The purpose of this policy is to ensure that UnitedHealthcare reimburses physicians and other qualified health care professionals for the units billed without reimbursing for obvious billing submission and data entry errors or incorrect coding based on anatomic considerations, HCPCS/CPT code descriptors, CPT coding instructions, established UnitedHealthcare policies, nature of a service/procedure, nature of an analyte, nature of equipment, and unlikely clinical treatment. The term “units” refers to the number of times services with the same Current Procedural Terminology (CPT ®) or HCPCS codes are provided per day by the same individual physician or other qualified health care professional. To do this, UnitedHealthcare has established MFD values, which are the highest number of units eligible for reimbursement of services on a single date of service. Reimbursement also may be subject to the application of other UnitedHealthcare Reimbursement policies. This policy applies whether a physician or other qualified health care professional submits one CPT or HCPCS code with multiple units on a single claim line or multiple claim lines with one or more unit(s) on each line. It is common coding practice for some CPT and HCPCS codes to be submitted with multiple units.
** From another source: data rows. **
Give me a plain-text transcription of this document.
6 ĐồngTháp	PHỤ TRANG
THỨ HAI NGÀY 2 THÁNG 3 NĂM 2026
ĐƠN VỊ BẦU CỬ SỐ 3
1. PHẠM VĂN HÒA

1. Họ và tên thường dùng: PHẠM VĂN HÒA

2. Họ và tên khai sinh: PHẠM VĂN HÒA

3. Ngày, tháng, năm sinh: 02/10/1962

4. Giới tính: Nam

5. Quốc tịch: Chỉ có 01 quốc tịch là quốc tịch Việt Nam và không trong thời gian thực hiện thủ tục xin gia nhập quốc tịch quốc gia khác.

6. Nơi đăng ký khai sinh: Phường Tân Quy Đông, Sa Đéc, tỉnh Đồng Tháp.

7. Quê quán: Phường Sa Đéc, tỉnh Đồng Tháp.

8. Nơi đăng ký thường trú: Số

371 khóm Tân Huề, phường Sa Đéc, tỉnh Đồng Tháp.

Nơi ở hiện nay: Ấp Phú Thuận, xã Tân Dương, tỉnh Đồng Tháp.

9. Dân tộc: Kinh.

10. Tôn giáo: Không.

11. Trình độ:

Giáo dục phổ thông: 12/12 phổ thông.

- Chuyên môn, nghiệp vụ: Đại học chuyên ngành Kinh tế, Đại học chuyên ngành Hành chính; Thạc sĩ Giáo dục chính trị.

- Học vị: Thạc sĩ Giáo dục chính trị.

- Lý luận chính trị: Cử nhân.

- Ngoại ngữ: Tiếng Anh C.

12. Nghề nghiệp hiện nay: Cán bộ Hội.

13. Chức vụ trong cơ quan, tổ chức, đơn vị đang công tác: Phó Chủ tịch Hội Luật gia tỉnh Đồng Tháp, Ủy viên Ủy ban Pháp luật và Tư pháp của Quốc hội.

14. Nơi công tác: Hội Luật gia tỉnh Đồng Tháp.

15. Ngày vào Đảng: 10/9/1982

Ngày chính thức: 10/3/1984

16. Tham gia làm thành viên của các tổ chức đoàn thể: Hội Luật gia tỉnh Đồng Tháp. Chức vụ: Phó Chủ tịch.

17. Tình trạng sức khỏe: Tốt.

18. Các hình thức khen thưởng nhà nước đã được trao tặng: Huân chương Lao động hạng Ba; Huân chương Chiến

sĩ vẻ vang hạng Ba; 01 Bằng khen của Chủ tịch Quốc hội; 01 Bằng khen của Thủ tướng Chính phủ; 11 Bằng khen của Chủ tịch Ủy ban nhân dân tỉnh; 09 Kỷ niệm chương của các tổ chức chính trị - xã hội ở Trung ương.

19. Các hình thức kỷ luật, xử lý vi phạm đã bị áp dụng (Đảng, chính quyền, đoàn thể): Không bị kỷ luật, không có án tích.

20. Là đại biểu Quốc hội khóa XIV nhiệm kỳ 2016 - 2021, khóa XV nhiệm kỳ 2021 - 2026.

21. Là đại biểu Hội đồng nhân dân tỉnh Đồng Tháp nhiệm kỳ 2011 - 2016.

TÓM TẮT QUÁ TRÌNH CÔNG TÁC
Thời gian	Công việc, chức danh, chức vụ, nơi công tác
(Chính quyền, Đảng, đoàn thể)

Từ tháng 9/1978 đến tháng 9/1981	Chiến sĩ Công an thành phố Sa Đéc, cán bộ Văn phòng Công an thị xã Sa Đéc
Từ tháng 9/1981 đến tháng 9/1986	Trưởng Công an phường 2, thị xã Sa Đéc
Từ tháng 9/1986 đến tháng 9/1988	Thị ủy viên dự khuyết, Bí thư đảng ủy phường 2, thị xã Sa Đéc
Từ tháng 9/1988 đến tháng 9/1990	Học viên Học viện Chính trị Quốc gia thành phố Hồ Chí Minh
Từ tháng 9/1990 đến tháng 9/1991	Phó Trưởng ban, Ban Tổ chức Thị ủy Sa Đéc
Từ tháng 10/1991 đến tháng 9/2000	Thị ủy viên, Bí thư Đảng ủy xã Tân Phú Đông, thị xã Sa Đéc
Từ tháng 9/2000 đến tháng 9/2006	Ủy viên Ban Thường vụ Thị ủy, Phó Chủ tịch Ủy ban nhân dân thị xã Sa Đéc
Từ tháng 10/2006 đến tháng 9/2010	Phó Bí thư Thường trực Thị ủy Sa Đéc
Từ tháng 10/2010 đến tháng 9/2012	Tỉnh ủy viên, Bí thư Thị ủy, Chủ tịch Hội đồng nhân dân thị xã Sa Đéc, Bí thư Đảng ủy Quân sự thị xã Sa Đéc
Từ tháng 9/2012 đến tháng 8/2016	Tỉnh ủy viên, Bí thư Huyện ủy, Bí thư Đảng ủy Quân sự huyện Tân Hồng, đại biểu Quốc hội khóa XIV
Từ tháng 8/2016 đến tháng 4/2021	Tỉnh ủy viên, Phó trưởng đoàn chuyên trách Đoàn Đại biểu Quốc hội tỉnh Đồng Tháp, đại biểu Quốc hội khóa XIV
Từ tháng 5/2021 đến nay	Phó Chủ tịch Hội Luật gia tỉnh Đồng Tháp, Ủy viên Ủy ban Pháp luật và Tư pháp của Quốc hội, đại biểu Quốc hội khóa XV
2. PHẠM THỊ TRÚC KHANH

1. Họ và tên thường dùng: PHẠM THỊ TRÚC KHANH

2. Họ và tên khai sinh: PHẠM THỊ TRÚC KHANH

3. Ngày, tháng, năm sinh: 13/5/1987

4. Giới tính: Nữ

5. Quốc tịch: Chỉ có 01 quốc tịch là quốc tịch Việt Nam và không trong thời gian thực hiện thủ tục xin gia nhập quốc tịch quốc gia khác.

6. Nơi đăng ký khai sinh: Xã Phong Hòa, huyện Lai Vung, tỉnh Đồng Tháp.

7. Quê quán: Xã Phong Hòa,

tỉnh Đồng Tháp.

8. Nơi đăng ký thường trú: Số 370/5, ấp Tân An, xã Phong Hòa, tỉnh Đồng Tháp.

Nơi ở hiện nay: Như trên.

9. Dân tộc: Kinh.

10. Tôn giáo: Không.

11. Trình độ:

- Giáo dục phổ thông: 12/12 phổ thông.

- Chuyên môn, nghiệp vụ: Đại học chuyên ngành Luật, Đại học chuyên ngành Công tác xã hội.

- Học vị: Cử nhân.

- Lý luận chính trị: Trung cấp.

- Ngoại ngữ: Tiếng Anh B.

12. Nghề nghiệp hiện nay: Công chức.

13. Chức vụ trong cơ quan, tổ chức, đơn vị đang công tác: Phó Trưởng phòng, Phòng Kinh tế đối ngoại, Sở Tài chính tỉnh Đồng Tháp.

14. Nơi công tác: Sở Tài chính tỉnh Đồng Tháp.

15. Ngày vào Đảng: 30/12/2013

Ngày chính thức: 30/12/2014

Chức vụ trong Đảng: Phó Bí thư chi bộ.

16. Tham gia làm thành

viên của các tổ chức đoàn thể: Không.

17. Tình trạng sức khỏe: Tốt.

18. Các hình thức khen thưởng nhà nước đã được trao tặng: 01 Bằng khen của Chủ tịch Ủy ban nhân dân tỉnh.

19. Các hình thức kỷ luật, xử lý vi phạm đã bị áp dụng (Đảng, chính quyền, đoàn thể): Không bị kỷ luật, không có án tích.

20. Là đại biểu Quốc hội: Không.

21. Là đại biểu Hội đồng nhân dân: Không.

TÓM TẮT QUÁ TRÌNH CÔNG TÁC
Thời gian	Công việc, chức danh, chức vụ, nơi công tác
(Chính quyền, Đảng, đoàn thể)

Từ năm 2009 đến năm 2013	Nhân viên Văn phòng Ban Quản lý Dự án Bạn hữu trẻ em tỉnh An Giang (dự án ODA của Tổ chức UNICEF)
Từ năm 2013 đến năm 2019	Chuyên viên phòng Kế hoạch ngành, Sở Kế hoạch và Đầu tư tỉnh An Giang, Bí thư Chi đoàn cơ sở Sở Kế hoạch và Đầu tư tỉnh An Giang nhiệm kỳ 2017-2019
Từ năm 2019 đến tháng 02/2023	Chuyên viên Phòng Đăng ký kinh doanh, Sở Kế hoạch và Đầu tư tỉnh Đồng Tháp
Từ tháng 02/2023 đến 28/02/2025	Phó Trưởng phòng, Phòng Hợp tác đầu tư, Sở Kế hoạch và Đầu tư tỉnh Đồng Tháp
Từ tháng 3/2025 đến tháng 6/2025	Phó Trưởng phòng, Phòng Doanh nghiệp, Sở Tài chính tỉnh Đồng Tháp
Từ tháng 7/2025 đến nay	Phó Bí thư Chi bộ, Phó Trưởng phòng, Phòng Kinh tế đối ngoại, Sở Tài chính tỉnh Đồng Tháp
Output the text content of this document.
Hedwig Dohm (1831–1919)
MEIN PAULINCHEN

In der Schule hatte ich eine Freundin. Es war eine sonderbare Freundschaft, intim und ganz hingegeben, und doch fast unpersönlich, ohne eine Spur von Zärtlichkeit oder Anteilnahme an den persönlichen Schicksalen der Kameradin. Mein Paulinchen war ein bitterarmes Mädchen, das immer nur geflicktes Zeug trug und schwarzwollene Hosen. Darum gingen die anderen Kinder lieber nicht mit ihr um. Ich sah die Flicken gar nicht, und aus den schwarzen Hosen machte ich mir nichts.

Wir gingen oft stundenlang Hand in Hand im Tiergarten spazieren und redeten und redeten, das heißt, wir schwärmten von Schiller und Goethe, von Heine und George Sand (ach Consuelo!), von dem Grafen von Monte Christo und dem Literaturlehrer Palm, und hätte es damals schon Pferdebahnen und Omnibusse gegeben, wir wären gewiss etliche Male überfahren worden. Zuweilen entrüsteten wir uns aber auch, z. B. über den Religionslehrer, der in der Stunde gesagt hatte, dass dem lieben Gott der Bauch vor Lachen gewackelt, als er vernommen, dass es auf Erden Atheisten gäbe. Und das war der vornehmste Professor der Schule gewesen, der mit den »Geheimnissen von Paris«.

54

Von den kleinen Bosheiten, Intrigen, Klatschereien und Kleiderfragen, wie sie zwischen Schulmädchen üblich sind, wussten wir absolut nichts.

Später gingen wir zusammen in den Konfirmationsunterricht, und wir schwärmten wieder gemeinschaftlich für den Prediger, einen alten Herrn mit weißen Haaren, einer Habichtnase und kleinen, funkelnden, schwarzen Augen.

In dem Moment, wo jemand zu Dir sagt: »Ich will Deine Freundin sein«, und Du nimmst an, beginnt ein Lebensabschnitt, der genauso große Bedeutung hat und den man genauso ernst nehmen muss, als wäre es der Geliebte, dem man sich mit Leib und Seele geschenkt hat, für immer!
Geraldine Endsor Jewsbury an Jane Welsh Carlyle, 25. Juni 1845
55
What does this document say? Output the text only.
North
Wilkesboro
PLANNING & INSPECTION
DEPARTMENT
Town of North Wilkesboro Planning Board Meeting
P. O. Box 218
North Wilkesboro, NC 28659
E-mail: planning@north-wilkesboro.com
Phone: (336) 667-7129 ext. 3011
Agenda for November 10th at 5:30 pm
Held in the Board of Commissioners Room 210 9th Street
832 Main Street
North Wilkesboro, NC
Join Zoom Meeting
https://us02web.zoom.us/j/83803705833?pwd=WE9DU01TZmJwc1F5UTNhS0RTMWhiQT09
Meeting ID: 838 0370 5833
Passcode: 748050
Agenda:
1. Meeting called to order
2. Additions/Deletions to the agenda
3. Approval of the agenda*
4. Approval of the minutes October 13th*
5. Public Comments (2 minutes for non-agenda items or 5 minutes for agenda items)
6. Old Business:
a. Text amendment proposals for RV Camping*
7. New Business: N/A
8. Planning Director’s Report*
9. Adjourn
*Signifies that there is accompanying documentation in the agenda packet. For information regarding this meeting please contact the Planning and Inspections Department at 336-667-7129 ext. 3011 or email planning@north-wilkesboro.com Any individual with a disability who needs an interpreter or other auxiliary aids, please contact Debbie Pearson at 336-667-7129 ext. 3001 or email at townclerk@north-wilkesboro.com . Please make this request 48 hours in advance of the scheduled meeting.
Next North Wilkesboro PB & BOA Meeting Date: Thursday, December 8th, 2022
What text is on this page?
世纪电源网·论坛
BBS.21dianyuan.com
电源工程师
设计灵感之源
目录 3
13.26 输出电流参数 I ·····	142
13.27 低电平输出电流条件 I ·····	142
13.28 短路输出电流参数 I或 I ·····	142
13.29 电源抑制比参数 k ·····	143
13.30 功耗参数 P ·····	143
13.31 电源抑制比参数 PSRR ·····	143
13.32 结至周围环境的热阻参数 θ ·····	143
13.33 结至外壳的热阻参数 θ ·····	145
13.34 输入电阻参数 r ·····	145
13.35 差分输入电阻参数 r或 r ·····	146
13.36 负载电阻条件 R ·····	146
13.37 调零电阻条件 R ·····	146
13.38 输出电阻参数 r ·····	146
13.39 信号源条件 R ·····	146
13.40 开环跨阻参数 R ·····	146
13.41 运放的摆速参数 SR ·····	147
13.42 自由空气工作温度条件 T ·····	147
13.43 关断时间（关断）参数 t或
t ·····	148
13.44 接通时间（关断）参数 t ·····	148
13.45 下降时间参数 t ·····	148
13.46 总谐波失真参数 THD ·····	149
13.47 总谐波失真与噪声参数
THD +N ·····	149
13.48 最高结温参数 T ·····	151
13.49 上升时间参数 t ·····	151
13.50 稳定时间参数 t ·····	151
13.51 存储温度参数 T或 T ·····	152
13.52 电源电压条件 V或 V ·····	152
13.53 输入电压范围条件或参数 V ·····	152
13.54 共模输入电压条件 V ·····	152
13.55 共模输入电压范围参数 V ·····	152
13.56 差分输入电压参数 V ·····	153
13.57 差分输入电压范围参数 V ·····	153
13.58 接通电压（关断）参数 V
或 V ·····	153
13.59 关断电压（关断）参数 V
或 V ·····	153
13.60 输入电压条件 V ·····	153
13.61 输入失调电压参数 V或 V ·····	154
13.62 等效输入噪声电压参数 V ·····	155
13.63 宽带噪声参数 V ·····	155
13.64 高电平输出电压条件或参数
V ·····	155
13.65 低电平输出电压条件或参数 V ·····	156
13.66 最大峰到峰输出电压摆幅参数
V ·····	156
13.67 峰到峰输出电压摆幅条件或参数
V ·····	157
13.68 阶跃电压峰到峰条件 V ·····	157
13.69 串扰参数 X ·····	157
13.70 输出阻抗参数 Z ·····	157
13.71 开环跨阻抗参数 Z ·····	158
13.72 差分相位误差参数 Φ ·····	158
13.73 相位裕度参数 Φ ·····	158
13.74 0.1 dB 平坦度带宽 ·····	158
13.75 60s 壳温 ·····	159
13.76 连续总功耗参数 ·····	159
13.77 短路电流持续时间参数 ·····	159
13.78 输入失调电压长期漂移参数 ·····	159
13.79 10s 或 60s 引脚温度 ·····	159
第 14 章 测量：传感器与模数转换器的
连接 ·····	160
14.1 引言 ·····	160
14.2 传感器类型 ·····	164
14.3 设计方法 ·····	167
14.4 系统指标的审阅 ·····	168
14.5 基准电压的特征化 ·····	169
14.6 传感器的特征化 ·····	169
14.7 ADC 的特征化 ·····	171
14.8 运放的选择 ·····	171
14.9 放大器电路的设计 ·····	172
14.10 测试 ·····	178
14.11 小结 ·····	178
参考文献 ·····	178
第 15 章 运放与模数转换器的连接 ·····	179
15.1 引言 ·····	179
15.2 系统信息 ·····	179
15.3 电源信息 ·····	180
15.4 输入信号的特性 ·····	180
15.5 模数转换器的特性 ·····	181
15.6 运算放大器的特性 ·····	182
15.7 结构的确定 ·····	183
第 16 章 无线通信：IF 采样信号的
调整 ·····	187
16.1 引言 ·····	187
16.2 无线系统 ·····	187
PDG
MFD values will be evaluated and/or updated quarterly to reflect new, changed, and deleted codes. Review of MFD values for existing CPT and HCPCS codes based on criteria within this policy will be completed quarterly.
For the purpose of this policy, the same individual physician or other qualified health care professional is the same individual rendering health care services reporting the same Federal Tax Identification number.